First is the initialization function, this class does not have a constructor, but an initialization function, which needs to be called by the caller himself.
1 | strict: boolean. |
As you can see this initialization function does a simple thing, first of all it is a determination and preservation of the strict pattern
The other is to initialize the curLine to the beginning of the incoming line, which will change later in the parsing process
The last is to initialize startLoc and endLoc, these two values will not change later, at least in the state class there is no way to change it, in the future to continue to look at the time if you see where the change, I will come back to update.

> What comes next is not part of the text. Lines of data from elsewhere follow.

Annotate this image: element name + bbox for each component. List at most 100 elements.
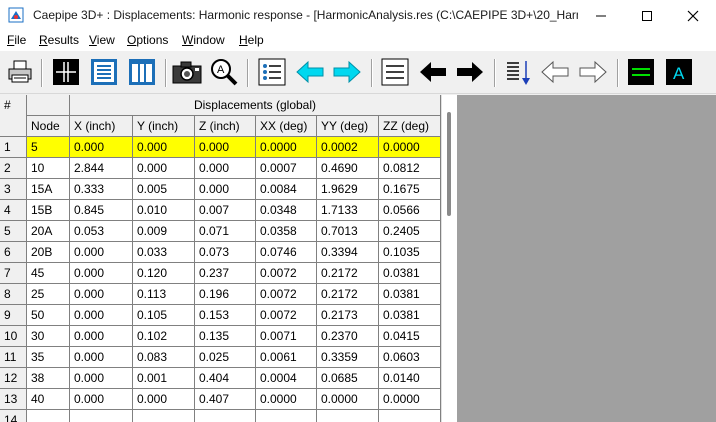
column-header[interactable]: Node — [27, 116, 70, 137]
table-cell[interactable]: 2.844 — [70, 158, 133, 179]
table-cell[interactable]: 0.0415 — [379, 326, 441, 347]
menu-file[interactable]: File — [7, 33, 26, 47]
vertical-scrollbar[interactable] — [441, 95, 458, 422]
table-cell[interactable]: 0.2405 — [379, 221, 441, 242]
table-cell[interactable]: 0.005 — [133, 179, 195, 200]
table-cell[interactable]: 0.000 — [70, 326, 133, 347]
table-cell[interactable]: 20B — [27, 242, 70, 263]
table-cell[interactable]: 10 — [27, 158, 70, 179]
table-cell[interactable] — [256, 410, 317, 422]
table-cell[interactable]: 0.000 — [70, 263, 133, 284]
table-cell[interactable]: 45 — [27, 263, 70, 284]
table-cell[interactable]: 15A — [27, 179, 70, 200]
table-cell[interactable] — [70, 410, 133, 422]
table-cell[interactable]: 0.1035 — [379, 242, 441, 263]
table-cell[interactable]: 0.105 — [133, 305, 195, 326]
table-cell[interactable]: 0.0061 — [256, 347, 317, 368]
table-cell[interactable]: 0.153 — [195, 305, 256, 326]
sort-button[interactable] — [503, 57, 533, 87]
displacement-table[interactable]: # Displacements (global) Node X (inch) Y (in… — [0, 95, 441, 422]
table-cell[interactable]: 0.0566 — [379, 200, 441, 221]
table-cell[interactable]: 0.000 — [70, 368, 133, 389]
table-cell[interactable]: 0.0002 — [317, 137, 379, 158]
table-cell[interactable]: 1.7133 — [317, 200, 379, 221]
table-cell[interactable]: 0.0072 — [256, 263, 317, 284]
table-cell[interactable]: 0.0812 — [379, 158, 441, 179]
menu-options[interactable]: Options — [127, 33, 168, 47]
table-cell[interactable]: 0.0000 — [379, 137, 441, 158]
minimize-button[interactable] — [578, 0, 624, 31]
table-cell[interactable]: 0.000 — [195, 179, 256, 200]
bullet-list-button[interactable] — [257, 57, 287, 87]
table-cell[interactable]: 0.0140 — [379, 368, 441, 389]
table-cell[interactable]: 0.4690 — [317, 158, 379, 179]
crosshair-button[interactable] — [51, 57, 81, 87]
table-cell[interactable]: 0.404 — [195, 368, 256, 389]
print-button[interactable] — [5, 57, 35, 87]
table-cell[interactable]: 0.000 — [195, 158, 256, 179]
table-cell[interactable]: 20A — [27, 221, 70, 242]
table-cell[interactable]: 0.0000 — [256, 389, 317, 410]
next-outline-button[interactable] — [578, 57, 608, 87]
table-cell[interactable]: 0.033 — [133, 242, 195, 263]
table-cell[interactable]: 0.2172 — [317, 284, 379, 305]
table-cell[interactable] — [379, 410, 441, 422]
prev-cyan-button[interactable] — [295, 57, 325, 87]
table-cell[interactable]: 0.196 — [195, 284, 256, 305]
table-cell[interactable]: 0.0381 — [379, 284, 441, 305]
table-cell[interactable]: 0.000 — [70, 389, 133, 410]
table-cell[interactable]: 0.7013 — [317, 221, 379, 242]
table-cell[interactable]: 0.0072 — [256, 305, 317, 326]
table-cell[interactable]: 0.0000 — [379, 389, 441, 410]
list-view-button[interactable] — [89, 57, 119, 87]
table-cell[interactable]: 0.113 — [133, 284, 195, 305]
table-cell[interactable]: 0.010 — [133, 200, 195, 221]
table-cell[interactable]: 0.2173 — [317, 305, 379, 326]
column-header[interactable]: XX (deg) — [256, 116, 317, 137]
column-header[interactable]: YY (deg) — [317, 116, 379, 137]
table-cell[interactable]: 0.0746 — [256, 242, 317, 263]
table-cell[interactable]: 0.000 — [70, 242, 133, 263]
font-button[interactable]: A — [664, 57, 694, 87]
table-cell[interactable]: 0.000 — [70, 347, 133, 368]
table-cell[interactable]: 0.2172 — [317, 263, 379, 284]
table-cell[interactable]: 5 — [27, 137, 70, 158]
table-cell[interactable]: 25 — [27, 284, 70, 305]
table-cell[interactable]: 0.0084 — [256, 179, 317, 200]
table-cell[interactable]: 0.0000 — [317, 389, 379, 410]
table-cell[interactable]: 0.025 — [195, 347, 256, 368]
table-cell[interactable]: 0.3394 — [317, 242, 379, 263]
color-lines-button[interactable] — [626, 57, 656, 87]
text-lines-button[interactable] — [380, 57, 410, 87]
next-black-button[interactable] — [455, 57, 485, 87]
table-cell[interactable]: 0.120 — [133, 263, 195, 284]
table-cell[interactable]: 38 — [27, 368, 70, 389]
table-cell[interactable]: 0.053 — [70, 221, 133, 242]
table-cell[interactable]: 0.000 — [195, 137, 256, 158]
table-cell[interactable]: 0.0358 — [256, 221, 317, 242]
table-cell[interactable]: 0.083 — [133, 347, 195, 368]
scrollbar-thumb[interactable] — [447, 112, 451, 216]
table-cell[interactable]: 0.0000 — [256, 137, 317, 158]
menu-view[interactable]: View — [89, 33, 115, 47]
table-cell[interactable]: 50 — [27, 305, 70, 326]
table-cell[interactable]: 35 — [27, 347, 70, 368]
table-cell[interactable]: 0.009 — [133, 221, 195, 242]
column-header[interactable]: X (inch) — [70, 116, 133, 137]
menu-window[interactable]: Window — [182, 33, 225, 47]
table-cell[interactable]: 0.000 — [133, 137, 195, 158]
table-cell[interactable]: 0.135 — [195, 326, 256, 347]
table-cell[interactable]: 0.073 — [195, 242, 256, 263]
menu-help[interactable]: Help — [239, 33, 264, 47]
table-cell[interactable]: 40 — [27, 389, 70, 410]
table-cell[interactable]: 0.3359 — [317, 347, 379, 368]
maximize-button[interactable] — [624, 0, 670, 31]
table-cell[interactable]: 0.0004 — [256, 368, 317, 389]
table-cell[interactable]: 0.071 — [195, 221, 256, 242]
table-cell[interactable]: 0.0685 — [317, 368, 379, 389]
table-cell[interactable]: 0.237 — [195, 263, 256, 284]
column-header[interactable]: Y (inch) — [133, 116, 195, 137]
table-cell[interactable]: 30 — [27, 326, 70, 347]
next-cyan-button[interactable] — [332, 57, 362, 87]
column-header[interactable]: ZZ (deg) — [379, 116, 441, 137]
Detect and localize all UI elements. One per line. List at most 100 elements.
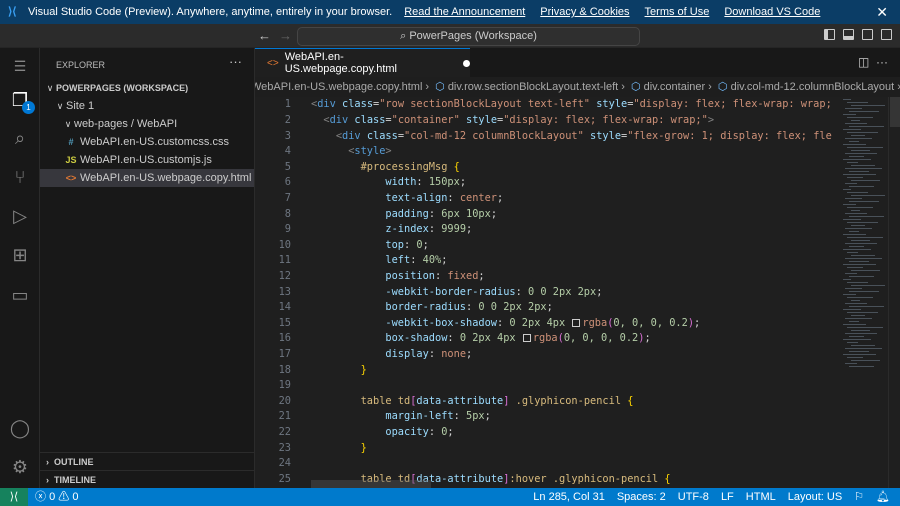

And this curPosition function is also very simple
1 | curPosition(): Position { |
The first parameter of Position is the number of rows, the second parameter is the number of columns
The curLine has just been initialized to startLine before, while pos and lineStart have not been assigned before, so they are both 0
clone
In addition to the above two functions, there is a clone function, used to deep copy the state, nothing special logic, put here, interested can see.
1 | clone(skipArrays?: boolean): State { |
Other properties
State has a large number of properties, are used to save the parsing state, and generate AST, many properties directly, do not feel useful, add a few properties to know what to do at a glance
1 | // The current position of the tokenizer in the input. |
index
Finally there is the main logic of Tokenizer, close to 1600 lines, let’s analyze it slowly.
In fact, although there is a lot of code, but the core idea is not complicated, first is the constructor
1 | isLookahead: boolean. |
Here is where the State is initialized and the init function is called.
Then there are several entry functions for parsing, that is, those that are called by the outside world, such as next, etc.
1 | pushToken(token: Token | N.Comment) { |
nextToken we talked about in the last blog, the main is two, one is to analyze the template string, one is getTokenFromCode, the main is this getTokenFromCode, judged a variety of cases, and then call different methods, such as:
1 | // Anything else beginning with a digit is an integer, octal |
There are tons of other functions like readRegexp read RegExp, readEscapedChar, etc. Most of the code is of this kind, each internally a small state machine like the one I talked about in my last blog about reading template strings.